La Línea en la pintura

ESA FUERZA DEL TEATRO

El luminoso, con el rótulo de la obra, danzó en color rojo alrededor suyo incitándola a entrar.

Abril cruzó la calle, subió los dos peldaños destellados en cereza y el teatro la devoró.

Cuando la monumental puerta se cerró tras ella, un soplo de viento la elevó acunándola con suavidad. Fue conducida por sinuosos pasillos, hasta que, después de planear sobre un oscuro patio de butacas, la hundió en el primer asiento de la primera fila.

La representación ya había comenzado, pero en el escenario, iluminado de manera difusa, la historia de una tragedia discurría al margen de la niña sentada en una silla en el fondo. Cuando uno de los actores, la interpeló: “Bianca, recoge tu maleta”, ella obediente se acercó al centro del escenario y cogió un pequeño maletín, atestado de sellos y cuños que justificaban el desteñido color ocre de su piel.

Cariacontecida, pero con ojos sonrientes, Bianca se embebió en las caricias y las despedidas guionizadas, mientras se dirigía hacia el fondo con pasos firmes. Se vio frente a un decorado vestido en rojos y naranjas, con árboles de otoño sumidos en una niebla de excesiva pesadez. Antes de desaparecer, engullida por la naturaleza de cartón, volvió la cabeza hacia el patio de butacas, miró a Abril y, con un movimiento grácil de la mano, le indicó que se acercara.
Y allí estaban las dos, con las caras a escasos centímetros de un panel de confusos colores, y con el ruido vago de unos diálogos por detrás. Bianca cogió la mano de Abril, la miró y gritó:

—“Salta”

Un universo cálido las recogió, la niebla se disipaba entre sus dedos, y un sol naranja empapaba con delicados rayos las copas de los árboles. Caminaron por valles, danzaron en desfiladeros, compitieron en igualitarias carreras con gigantescos saltamontes; mordisquearon rojas manzanas, y diseñaron, con hilos dorados en la hierba, un mapa de sueños.

Mientras hablaban, Bianca abrió su maletín, sacó un viejo reloj, y al mirarlo dijo:

—“Es hora de regresar”.

Cogidas de la mano, se pusieron frente a un tronco, y saltaron. Aparecieron de nuevo en el escenario, justo en el momento en el que caía el telón. Allí mismo se despidieron.

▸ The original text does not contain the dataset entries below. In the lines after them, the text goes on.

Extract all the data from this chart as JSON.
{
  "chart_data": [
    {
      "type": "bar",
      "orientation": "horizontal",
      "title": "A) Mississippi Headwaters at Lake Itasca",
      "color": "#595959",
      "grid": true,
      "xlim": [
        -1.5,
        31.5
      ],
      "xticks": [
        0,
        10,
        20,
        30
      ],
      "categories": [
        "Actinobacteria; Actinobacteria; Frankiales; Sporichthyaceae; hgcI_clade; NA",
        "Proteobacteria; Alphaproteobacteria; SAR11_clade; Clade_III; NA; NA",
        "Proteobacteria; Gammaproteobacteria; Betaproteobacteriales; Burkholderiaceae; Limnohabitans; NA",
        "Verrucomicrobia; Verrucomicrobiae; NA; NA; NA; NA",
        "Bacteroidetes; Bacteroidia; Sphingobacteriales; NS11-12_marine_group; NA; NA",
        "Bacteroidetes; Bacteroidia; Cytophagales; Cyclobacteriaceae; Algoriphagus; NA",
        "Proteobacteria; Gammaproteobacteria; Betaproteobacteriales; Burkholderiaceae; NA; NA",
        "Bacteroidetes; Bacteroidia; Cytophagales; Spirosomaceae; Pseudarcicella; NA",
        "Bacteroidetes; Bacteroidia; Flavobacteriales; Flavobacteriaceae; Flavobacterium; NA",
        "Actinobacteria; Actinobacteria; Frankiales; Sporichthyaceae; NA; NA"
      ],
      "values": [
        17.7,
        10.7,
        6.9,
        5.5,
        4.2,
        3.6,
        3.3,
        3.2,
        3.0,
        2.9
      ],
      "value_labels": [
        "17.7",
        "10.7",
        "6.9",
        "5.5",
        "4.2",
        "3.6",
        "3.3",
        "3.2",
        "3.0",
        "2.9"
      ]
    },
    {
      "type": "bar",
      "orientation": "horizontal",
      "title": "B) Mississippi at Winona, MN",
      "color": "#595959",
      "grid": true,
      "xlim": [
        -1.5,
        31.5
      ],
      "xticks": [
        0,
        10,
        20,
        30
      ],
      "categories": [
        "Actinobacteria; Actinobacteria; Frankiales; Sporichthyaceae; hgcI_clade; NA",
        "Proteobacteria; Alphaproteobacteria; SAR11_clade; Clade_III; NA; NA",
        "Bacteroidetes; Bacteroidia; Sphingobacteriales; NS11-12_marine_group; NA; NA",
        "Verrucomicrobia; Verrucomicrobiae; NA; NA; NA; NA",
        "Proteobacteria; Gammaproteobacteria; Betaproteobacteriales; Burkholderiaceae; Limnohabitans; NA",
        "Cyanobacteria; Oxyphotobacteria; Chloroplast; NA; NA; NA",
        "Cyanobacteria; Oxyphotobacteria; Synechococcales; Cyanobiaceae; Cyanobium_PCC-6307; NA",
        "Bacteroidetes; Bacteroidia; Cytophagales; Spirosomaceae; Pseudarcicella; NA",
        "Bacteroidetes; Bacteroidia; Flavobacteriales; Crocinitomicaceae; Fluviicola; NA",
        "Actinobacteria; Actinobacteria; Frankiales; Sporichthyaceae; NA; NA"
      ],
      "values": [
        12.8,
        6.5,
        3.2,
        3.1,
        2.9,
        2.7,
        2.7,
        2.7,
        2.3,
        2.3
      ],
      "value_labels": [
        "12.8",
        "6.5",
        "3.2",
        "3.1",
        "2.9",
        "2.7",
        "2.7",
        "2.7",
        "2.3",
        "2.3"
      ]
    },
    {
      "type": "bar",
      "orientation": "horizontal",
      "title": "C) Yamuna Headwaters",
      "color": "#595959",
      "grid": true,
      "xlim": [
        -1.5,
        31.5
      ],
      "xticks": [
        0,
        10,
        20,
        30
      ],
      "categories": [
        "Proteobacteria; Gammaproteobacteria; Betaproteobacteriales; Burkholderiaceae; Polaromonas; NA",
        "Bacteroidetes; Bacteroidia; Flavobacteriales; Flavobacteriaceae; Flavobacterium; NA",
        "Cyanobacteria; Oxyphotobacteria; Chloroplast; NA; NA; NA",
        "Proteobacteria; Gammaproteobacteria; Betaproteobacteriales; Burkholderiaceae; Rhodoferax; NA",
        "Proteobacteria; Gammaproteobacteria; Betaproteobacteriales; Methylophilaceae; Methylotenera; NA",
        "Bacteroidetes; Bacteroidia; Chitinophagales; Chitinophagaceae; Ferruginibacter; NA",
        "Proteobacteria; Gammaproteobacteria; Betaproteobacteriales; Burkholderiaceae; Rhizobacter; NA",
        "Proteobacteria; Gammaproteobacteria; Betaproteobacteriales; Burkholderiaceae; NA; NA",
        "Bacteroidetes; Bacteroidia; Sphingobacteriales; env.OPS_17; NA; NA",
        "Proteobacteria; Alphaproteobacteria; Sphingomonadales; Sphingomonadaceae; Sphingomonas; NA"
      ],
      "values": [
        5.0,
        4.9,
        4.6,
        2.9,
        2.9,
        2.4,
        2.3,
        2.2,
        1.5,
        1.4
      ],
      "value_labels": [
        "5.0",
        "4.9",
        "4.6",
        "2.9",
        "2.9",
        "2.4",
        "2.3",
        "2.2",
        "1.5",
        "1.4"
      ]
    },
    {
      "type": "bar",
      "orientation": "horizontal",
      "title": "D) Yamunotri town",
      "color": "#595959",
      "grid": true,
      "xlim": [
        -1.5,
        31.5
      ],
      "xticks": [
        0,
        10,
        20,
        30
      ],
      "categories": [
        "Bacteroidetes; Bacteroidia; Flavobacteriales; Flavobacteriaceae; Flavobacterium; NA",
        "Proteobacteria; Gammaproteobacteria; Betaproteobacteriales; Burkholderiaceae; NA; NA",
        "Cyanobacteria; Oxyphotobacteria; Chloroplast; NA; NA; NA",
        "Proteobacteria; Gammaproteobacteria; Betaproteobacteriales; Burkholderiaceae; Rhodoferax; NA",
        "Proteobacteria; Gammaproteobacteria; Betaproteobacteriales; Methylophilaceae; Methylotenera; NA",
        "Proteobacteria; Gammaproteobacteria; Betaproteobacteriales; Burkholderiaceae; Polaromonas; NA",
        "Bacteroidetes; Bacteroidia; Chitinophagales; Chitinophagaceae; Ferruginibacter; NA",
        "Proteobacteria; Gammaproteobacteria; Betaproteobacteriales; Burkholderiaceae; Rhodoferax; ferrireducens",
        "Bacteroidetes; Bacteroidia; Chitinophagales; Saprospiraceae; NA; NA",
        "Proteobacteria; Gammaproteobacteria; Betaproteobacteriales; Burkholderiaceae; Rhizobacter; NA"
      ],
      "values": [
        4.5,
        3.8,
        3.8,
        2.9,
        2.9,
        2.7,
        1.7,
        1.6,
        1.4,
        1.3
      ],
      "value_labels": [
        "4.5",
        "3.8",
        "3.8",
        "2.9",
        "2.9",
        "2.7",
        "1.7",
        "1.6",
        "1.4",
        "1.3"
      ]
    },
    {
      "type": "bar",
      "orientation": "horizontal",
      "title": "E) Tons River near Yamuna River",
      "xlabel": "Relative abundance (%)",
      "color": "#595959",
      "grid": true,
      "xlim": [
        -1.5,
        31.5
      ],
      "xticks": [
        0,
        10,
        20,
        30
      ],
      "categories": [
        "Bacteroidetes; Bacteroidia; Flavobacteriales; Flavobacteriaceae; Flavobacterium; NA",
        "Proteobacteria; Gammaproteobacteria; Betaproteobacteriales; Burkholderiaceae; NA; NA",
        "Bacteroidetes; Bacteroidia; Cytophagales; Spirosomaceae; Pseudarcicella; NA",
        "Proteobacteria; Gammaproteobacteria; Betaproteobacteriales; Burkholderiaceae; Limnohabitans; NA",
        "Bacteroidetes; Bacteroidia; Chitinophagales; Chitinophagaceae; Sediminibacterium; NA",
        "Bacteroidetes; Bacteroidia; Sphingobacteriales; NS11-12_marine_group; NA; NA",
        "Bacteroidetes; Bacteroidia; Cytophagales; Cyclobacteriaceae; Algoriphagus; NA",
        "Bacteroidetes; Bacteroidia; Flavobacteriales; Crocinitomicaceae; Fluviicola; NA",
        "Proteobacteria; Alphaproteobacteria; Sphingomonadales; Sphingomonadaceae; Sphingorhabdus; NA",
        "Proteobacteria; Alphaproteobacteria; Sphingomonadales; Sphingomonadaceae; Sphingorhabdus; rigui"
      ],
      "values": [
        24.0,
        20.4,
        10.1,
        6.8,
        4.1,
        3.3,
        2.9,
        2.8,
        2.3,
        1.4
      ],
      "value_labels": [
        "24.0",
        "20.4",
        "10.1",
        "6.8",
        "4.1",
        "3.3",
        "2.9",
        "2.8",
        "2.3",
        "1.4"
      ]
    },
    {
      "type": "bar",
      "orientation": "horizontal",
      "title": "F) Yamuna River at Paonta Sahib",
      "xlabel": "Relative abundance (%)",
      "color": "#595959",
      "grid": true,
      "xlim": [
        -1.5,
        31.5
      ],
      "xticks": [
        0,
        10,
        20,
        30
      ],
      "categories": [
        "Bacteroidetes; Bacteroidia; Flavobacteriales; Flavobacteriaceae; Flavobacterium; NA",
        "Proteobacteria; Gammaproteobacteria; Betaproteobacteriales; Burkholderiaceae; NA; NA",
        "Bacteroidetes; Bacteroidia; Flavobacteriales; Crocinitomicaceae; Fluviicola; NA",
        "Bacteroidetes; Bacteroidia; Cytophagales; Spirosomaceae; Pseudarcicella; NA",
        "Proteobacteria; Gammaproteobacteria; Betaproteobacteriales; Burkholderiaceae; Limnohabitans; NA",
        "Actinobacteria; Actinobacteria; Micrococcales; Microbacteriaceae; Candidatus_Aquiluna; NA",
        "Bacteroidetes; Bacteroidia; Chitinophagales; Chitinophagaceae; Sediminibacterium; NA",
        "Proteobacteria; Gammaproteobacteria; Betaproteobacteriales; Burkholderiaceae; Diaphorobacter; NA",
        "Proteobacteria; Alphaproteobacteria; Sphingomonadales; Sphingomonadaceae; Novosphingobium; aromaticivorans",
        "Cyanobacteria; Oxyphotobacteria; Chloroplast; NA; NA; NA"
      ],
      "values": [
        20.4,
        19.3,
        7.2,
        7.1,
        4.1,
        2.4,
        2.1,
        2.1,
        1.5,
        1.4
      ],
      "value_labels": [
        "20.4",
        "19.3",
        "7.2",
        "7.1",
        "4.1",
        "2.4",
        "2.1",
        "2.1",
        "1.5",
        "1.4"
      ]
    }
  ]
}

Abril se pasaba todos los días por el teatro cuando salía del colegio, pero las puertas permanecían cerradas, y el luminoso languidecía apagado.

Un día lluvioso se sentó en lo alto de las escaleras, y algo llamó su atención. Por debajo de la puerta asomaba la esquina de un papel.

Lo rescató de una oscuridad que ese día brillaba en carmín, y las palabras en él impresas la dejaron sin aliento. Era una carta de Bianca, donde, con pequeñas y bien dibujadas letras, le contaba sus viajes, sus saltos; se quejaba de que las obras de teatro en las que vivía, discurrían en paisajes y ciudades ya conocidos. En los últimos renglones, una promesa, volvería cuando la obra las pudiera transportar, a las dos, a una gran aventura.

Abril empezó a escribir sus propias cartas, las llevaba al teatro y las deslizaba por debajo de la puerta. Allí, de pie, esperaba la luz roja que iluminaba la rendija, y los escalones, y sus propias zapatillas; podía saborear con sus ojos el dulce aroma del vínculo.

Un lunes por la noche, Abril, frente al teatro, dibujó sonrisas y guiños dorados en su sombra. El luminoso le cantaba con la luz cereza tan deseada: “Amélie”.